Audio & Speech

T5Gemma-TTS Technical Report

New TTS model beats XTTSv2 in speaker similarity and handles unseen languages like Korean.

Deep Dive

Researchers Chihiro Arata and Kiyoshi Kurihara have introduced T5Gemma-TTS, a novel text-to-speech model that tackles a key weakness in current voice cloning systems. While autoregressive models are powerful, their decoder-only architecture forces input text to compete with the generated audio for positional context, weakening text conditioning over long sentences. T5Gemma-TTS solves this by using a 4-billion-parameter encoder-decoder backbone (2B encoder + 2B decoder) based on the T5Gemma model. This architecture allows persistent text conditioning by routing bidirectional text representations through cross-attention at every decoder layer, processing text directly at the subword level without needing phoneme conversion.

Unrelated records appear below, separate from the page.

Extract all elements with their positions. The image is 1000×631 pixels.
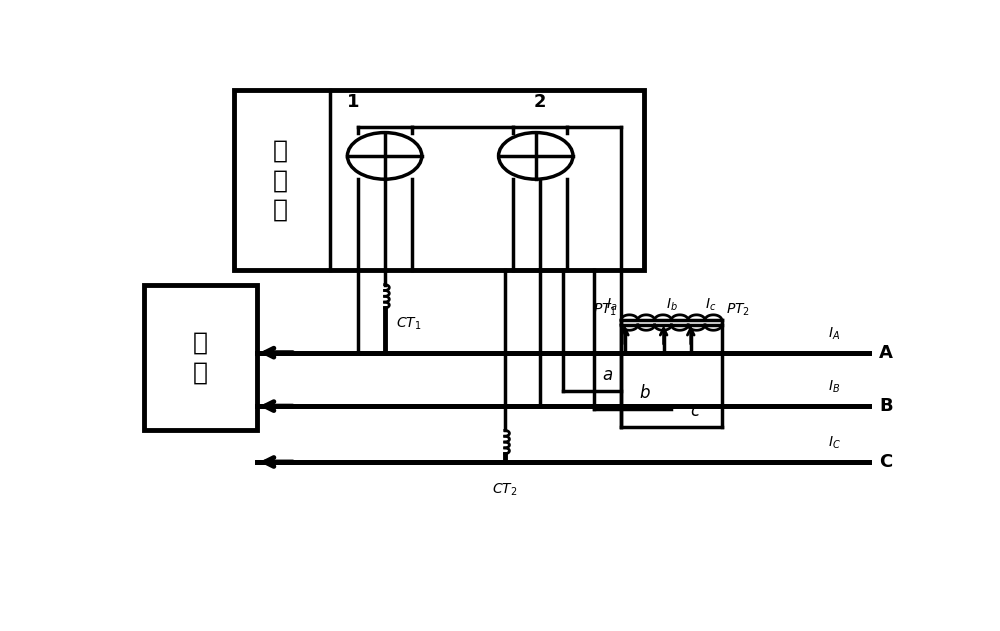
Text: B: B <box>879 397 893 415</box>
Text: 电
能
表: 电 能 表 <box>272 138 288 222</box>
Text: b: b <box>639 384 650 402</box>
Text: a: a <box>602 366 613 384</box>
Text: $I_C$: $I_C$ <box>828 435 841 451</box>
Circle shape <box>499 133 573 179</box>
Text: $PT_2$: $PT_2$ <box>726 302 750 318</box>
Bar <box>144 285 257 430</box>
Text: c: c <box>690 402 699 420</box>
Text: $I_b$: $I_b$ <box>666 297 678 313</box>
Text: $PT_1$: $PT_1$ <box>593 302 617 318</box>
Text: $I_c$: $I_c$ <box>705 297 716 313</box>
Text: $CT_2$: $CT_2$ <box>492 481 517 498</box>
Text: $I_a$: $I_a$ <box>606 297 617 313</box>
Text: 负
载: 负 载 <box>193 331 208 384</box>
Text: $I_A$: $I_A$ <box>828 326 840 342</box>
Text: $I_B$: $I_B$ <box>828 379 840 396</box>
Circle shape <box>347 133 422 179</box>
Text: 1: 1 <box>347 93 360 112</box>
Bar <box>234 90 644 270</box>
Text: C: C <box>879 453 892 471</box>
Text: 2: 2 <box>533 93 546 112</box>
Text: A: A <box>879 344 893 362</box>
Text: $CT_1$: $CT_1$ <box>396 316 422 332</box>
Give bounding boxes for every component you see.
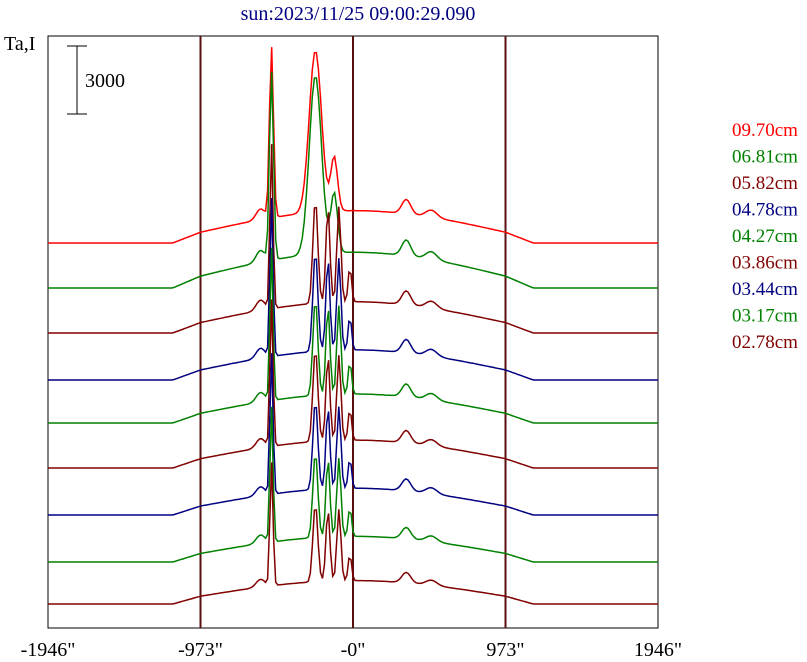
x-tick-labels: -1946" -973" -0" 973" 1946" — [21, 639, 683, 661]
x-tick-label: -0" — [341, 639, 366, 661]
series-line — [48, 353, 658, 516]
series-line — [48, 299, 658, 469]
x-tick-label: -973" — [178, 639, 223, 661]
series-line — [48, 47, 658, 244]
series-group — [48, 47, 658, 605]
series-line — [48, 247, 658, 424]
legend: 09.70cm 06.81cm 05.82cm 04.78cm 04.27cm 03.86… — [732, 120, 798, 353]
scale-bar: 3000 — [67, 45, 125, 115]
x-tick-label: -1946" — [21, 639, 76, 661]
scale-bar-label: 3000 — [85, 70, 125, 92]
x-tick-label: 973" — [486, 639, 524, 661]
series-line — [48, 197, 658, 381]
series-line — [48, 406, 658, 563]
chart-title: sun:2023/11/25 09:00:29.090 — [241, 3, 476, 25]
x-tick-label: 1946" — [634, 639, 682, 661]
legend-entry: 03.86cm — [732, 253, 798, 274]
legend-entry: 05.82cm — [732, 173, 798, 194]
legend-entry: 06.81cm — [732, 147, 798, 168]
series-line — [48, 71, 658, 289]
legend-entry: 09.70cm — [732, 120, 798, 141]
marker-lines — [199, 36, 507, 628]
legend-entry: 04.78cm — [732, 200, 798, 221]
legend-entry: 03.17cm — [732, 306, 798, 327]
legend-entry: 03.44cm — [732, 279, 798, 300]
series-line — [48, 462, 658, 605]
series-line — [48, 144, 658, 334]
legend-entry: 02.78cm — [732, 332, 798, 353]
y-axis-label: Ta,I — [4, 33, 35, 55]
legend-entry: 04.27cm — [732, 226, 798, 247]
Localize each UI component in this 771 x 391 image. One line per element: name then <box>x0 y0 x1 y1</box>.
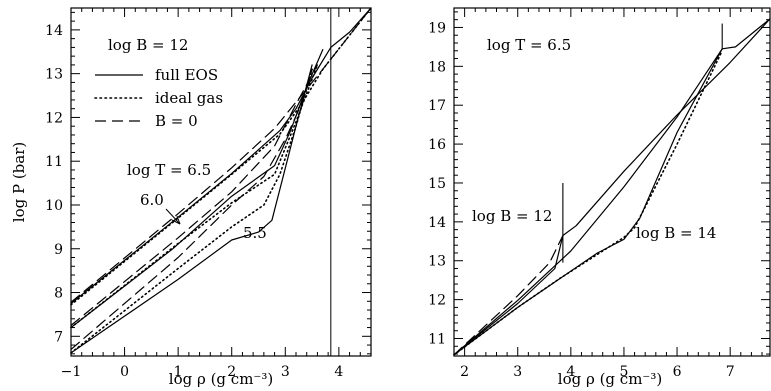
right-plot-frame <box>453 7 771 357</box>
right-series-solid-3 <box>453 18 771 356</box>
left-series-dashed-5 <box>70 64 318 326</box>
right-marker-lines <box>562 23 723 263</box>
right-x-tick-label: 7 <box>726 364 735 380</box>
right-y-tick-label: 17 <box>428 98 446 114</box>
right-y-tick-label: 15 <box>428 176 446 192</box>
left-y-tick-label: 10 <box>45 198 63 214</box>
left-x-tick-label: 3 <box>281 364 290 380</box>
right-series <box>453 18 771 356</box>
left-x-axis-title: log ρ (g cm⁻³) <box>169 370 273 388</box>
left-annot-t55: 5.5 <box>243 224 267 242</box>
left-arrow-t60 <box>165 208 181 225</box>
right-y-tick-label: 19 <box>428 20 446 36</box>
legend-label-b-zero: B = 0 <box>155 112 198 130</box>
right-series-dotted-2 <box>453 50 723 356</box>
left-y-tick-label: 7 <box>54 329 63 345</box>
left-legend: full EOS ideal gas B = 0 <box>94 66 223 130</box>
right-ticks: 2 3 4 5 6 7 11 12 13 14 15 16 17 18 19 <box>428 8 770 380</box>
left-y-tick-label: 14 <box>45 23 63 39</box>
right-x-tick-label: 2 <box>460 364 469 380</box>
right-y-tick-label: 12 <box>428 293 446 309</box>
right-y-tick-label: 14 <box>428 215 446 231</box>
left-series-dotted-7 <box>70 68 313 354</box>
left-series-dashed-2 <box>70 7 372 303</box>
right-y-tick-label: 18 <box>428 59 446 75</box>
legend-label-full-eos: full EOS <box>155 66 218 84</box>
right-y-tick-label: 16 <box>428 137 446 153</box>
left-x-tick-label: 0 <box>120 364 129 380</box>
right-y-tick-label: 11 <box>428 332 446 348</box>
left-y-tick-label: 11 <box>45 154 63 170</box>
left-y-tick-label: 12 <box>45 110 63 126</box>
right-series-solid-0 <box>453 18 771 356</box>
right-annot-b14: log B = 14 <box>636 224 716 242</box>
left-annot-t60: 6.0 <box>140 191 164 209</box>
right-x-axis-title: log ρ (g cm⁻³) <box>558 370 662 388</box>
left-annot-field: log B = 12 <box>108 36 188 54</box>
right-x-tick-label: 6 <box>673 364 682 380</box>
left-series-dotted-4 <box>70 64 319 329</box>
left-x-tick-label: 4 <box>334 364 343 380</box>
left-series-dashed-8 <box>70 68 313 350</box>
right-x-tick-label: 5 <box>619 364 628 380</box>
left-series-solid-0 <box>70 7 372 305</box>
left-x-tick-label: 2 <box>227 364 236 380</box>
right-series-dashed-1 <box>453 234 564 356</box>
left-y-tick-label: 9 <box>54 242 63 258</box>
left-x-tick-label: −1 <box>61 364 82 380</box>
left-x-tick-label: 1 <box>174 364 183 380</box>
right-x-tick-label: 4 <box>566 364 575 380</box>
left-y-tick-label: 13 <box>45 67 63 83</box>
right-x-tick-label: 3 <box>513 364 522 380</box>
right-annot-temp: log T = 6.5 <box>487 36 571 54</box>
left-y-axis-title: log P (bar) <box>10 142 28 222</box>
left-series <box>70 7 372 354</box>
left-series-solid-6 <box>70 64 313 354</box>
legend-label-ideal-gas: ideal gas <box>155 89 223 107</box>
right-series-solid-4 <box>453 48 723 356</box>
left-annot-t65: log T = 6.5 <box>127 161 211 179</box>
right-y-tick-label: 13 <box>428 254 446 270</box>
left-y-tick-label: 8 <box>54 286 63 302</box>
right-annot-b12: log B = 12 <box>472 207 552 225</box>
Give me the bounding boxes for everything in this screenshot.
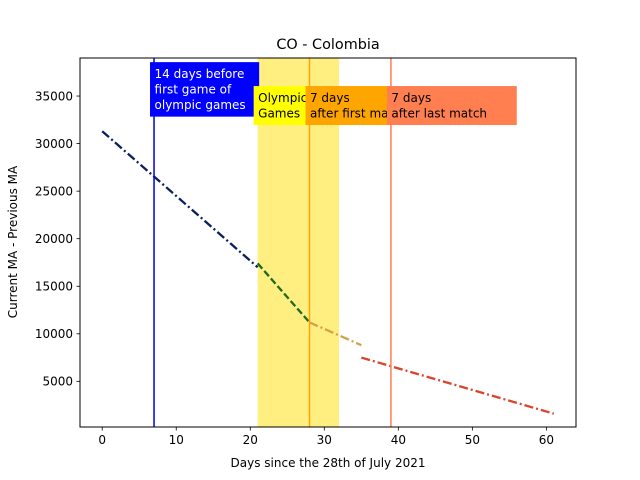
x-axis-label: Days since the 28th of July 2021: [231, 456, 426, 470]
series-lines: [101, 130, 555, 415]
annotation-text: after last match: [391, 107, 487, 121]
y-axis-ticks: 5000 10000 15000 20000 25000 30000 35000: [35, 89, 80, 389]
x-tick-label: 10: [169, 433, 184, 447]
annotation-box-3: [386, 86, 517, 126]
series-line-1: [256, 262, 311, 324]
series-line-0: [101, 130, 259, 269]
y-tick-label: 10000: [35, 327, 73, 341]
y-tick-label: 5000: [42, 375, 73, 389]
annotation-box-2: [305, 86, 391, 126]
series-line-2: [309, 321, 362, 347]
y-tick-label: 25000: [35, 184, 73, 198]
y-tick-label: 15000: [35, 280, 73, 294]
annotation-text: 7 days: [391, 91, 431, 105]
x-tick-label: 60: [539, 433, 554, 447]
annotation-1: Olympic Games: [253, 86, 310, 126]
annotation-box-0: [150, 62, 260, 117]
y-tick-label: 30000: [35, 137, 73, 151]
annotation-text: olympic games: [155, 98, 246, 112]
annotation-text: after first match: [310, 107, 407, 121]
x-tick-label: 30: [317, 433, 332, 447]
x-tick-label: 50: [465, 433, 480, 447]
chart-title: CO - Colombia: [276, 37, 379, 53]
x-tick-label: 0: [98, 433, 106, 447]
y-tick-label: 20000: [35, 232, 73, 246]
annotation-text: 7 days: [310, 91, 350, 105]
x-axis-ticks: 0 10 20 30 40 50 60: [98, 427, 554, 447]
annotation-2: 7 days after first match: [305, 86, 407, 126]
y-tick-label: 35000: [35, 89, 73, 103]
annotation-text: Games: [258, 107, 300, 121]
annotation-text: first game of: [155, 83, 232, 97]
y-axis-label: Current MA - Previous MA: [6, 165, 20, 318]
annotation-3: 7 days after last match: [386, 86, 517, 126]
annotation-text: Olympic: [258, 91, 307, 105]
annotation-box-1: [253, 86, 310, 126]
annotation-text: 14 days before: [155, 67, 245, 81]
x-tick-label: 20: [243, 433, 258, 447]
x-tick-label: 40: [391, 433, 406, 447]
plot-frame: [79, 57, 577, 428]
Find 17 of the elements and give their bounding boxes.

A key innovation is the Progress-Monitoring Rotary Position Embedding (PM-RoPE), injected into all 26 cross-attention layers. This gives the decoder a normalized progress signal to better track target speech length, dramatically improving duration control. Trained on a massive 170,000-hour multilingual dataset (English, Chinese, Japanese), the model achieves a statistically significant speaker-similarity gain over XTTSv2 on Japanese (0.677 vs. 0.622). Remarkably, it also shows the highest numerical similarity for Korean (0.747), a language not included in its training, though this margin over XTTSv2 is not statistically conclusive. The model's reliance on PM-RoPE is stark: disabling it at inference causes near-total synthesis failure, with character error rate degrading from 0.129 to 0.982.

Key Points
  • Uses a 4B parameter T5Gemma encoder-decoder backbone for persistent text conditioning, avoiding the long-context weakness of decoder-only models.
  • Introduces PM-RoPE for duration control; disabling it crashes performance (CER jumps from 0.129 to 0.982).
  • Trained on 170K hours of speech, it beats XTTSv2 on Japanese similarity and shows strong zero-shot ability on unseen Korean.

Why It Matters

Enables more accurate, long-form voice cloning for professional dubbing, audiobooks, and assistive tech, with robust multilingual support.